Chimie de la Raison
Préambule
Suivant, que le procédé porte sur le segment ou sur l’ensemble, sur les termes ou les relations, il serait aisé de classer les usages de reprise qu’un discours quelconque peut faire d’une science: sur un segment - simple métaphore comme reprise des termes sans la relation, analogie si c’est la relation sans les termes; à partir du lieu où le tout de la science s’engage, accentuer les termes revient à constituer la science en réserve ou plutôt règle de formation des images, source unique de références diverses et toujours topiques1: mais si la reprise de ce tout se fait au niveau des relations qui l’organisent, la science obtient par contraste la fonction d’une forme dont tel discours donné sera une interprétation.2
Du même coup il faut singulariser un tel mouvement puisqu’on y voit la possibilité qu’une science devienne pour tous les discours non pas un modèle, mais tout à la fois le langage dernier qui en expose la systématique et la matrice première dont ils sont obtenus par substitution des objets. Toute science peut-être viendrait à son tour donner cette forme générale puisque les phénomènes peuvent toujours être représentés dans leur indifférence comme physiques ou géométriques ou mesurables; alors le corps entier des sciences, rapporté à son corrélat d’unicité sous le nom de Raison, serait physique ou géométrie ou calcul.
Une chimie de la Raison est donc a priori possible et décrira au moins ce croisement où le plus singulier d’une science régionale paraît donner la clé de l’ensemble qui la place. Mais il y faut:
1. Que le tout de la science soit impliqué et non pas un segment, que l’on s’attache donc aux principes qui en décident; à quoi sont essentiels les textes énonçant la coupure initiale ou la scansion des refontes.

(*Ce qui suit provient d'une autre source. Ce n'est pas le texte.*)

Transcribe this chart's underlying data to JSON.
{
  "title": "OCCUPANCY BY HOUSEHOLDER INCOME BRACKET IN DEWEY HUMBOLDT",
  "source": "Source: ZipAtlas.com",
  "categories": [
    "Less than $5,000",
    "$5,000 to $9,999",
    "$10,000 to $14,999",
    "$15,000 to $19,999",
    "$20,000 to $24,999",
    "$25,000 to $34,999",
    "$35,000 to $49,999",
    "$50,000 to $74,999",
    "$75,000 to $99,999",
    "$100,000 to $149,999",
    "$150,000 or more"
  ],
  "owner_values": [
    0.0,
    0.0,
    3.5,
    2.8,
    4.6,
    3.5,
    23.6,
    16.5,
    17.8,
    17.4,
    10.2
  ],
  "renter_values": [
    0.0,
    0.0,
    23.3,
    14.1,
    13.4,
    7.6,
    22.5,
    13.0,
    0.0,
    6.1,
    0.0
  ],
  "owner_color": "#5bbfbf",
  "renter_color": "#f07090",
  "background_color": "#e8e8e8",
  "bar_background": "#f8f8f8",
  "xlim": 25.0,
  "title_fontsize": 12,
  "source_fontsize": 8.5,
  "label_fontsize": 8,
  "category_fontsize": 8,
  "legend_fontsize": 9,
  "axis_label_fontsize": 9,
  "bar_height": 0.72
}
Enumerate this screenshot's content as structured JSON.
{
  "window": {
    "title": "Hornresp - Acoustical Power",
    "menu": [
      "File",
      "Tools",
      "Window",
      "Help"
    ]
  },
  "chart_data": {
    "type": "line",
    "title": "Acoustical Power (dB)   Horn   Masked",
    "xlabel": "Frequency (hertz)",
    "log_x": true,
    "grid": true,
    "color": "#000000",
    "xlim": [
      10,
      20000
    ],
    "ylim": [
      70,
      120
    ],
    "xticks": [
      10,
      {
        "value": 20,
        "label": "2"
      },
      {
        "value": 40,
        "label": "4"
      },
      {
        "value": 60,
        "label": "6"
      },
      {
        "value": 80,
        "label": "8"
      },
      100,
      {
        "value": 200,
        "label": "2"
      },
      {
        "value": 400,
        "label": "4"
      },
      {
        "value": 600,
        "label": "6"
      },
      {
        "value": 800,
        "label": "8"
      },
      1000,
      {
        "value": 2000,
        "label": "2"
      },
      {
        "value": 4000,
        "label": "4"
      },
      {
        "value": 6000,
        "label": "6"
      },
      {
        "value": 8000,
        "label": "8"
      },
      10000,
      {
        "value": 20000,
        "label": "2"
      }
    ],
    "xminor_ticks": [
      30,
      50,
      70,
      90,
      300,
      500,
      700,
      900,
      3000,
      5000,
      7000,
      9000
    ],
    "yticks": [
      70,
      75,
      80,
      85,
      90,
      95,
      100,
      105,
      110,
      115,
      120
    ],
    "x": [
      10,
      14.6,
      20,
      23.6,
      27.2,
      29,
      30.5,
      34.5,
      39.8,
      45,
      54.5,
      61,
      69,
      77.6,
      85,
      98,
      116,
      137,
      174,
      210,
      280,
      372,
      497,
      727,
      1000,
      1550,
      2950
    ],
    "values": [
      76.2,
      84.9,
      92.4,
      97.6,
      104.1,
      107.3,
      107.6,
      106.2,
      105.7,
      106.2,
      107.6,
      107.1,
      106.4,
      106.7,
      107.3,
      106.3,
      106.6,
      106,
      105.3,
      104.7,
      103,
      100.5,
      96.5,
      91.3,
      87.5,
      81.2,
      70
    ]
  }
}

2. Que les relations importent plus que les termes; moins alors les expériences que le système des notions et parmi les notions, moins celles des corps que la relation de leur coprésence ou combinaison: moins les éléments que le tableau qui les relie.
3. Que le tout des sciences soit proposé et relu comme interprétation de la forme auparavant cernée comme chimie, à quoi tous les textes de la théorie des sciences ne sont pas également propres, s’il est vrai qu’une telle possibilité n’est pas indifférente mais engage des assomptions définies.
Si l’on consent en effet, à la lumière de Lavoisier et de Mendéléev, à ramener la chimie à une science du simple et du composé et le rapport de ses objets à la combinaison, une chimie de la Raison voudra que les sciences d’abord soient un tout, [169] mais aussi que ce tout se marque comme continu, la relation d’une science à l’ensemble répétant celle du segment à la science = et comme simple, cette relation unique étant, sans autre spécification, celle de la partie au tout.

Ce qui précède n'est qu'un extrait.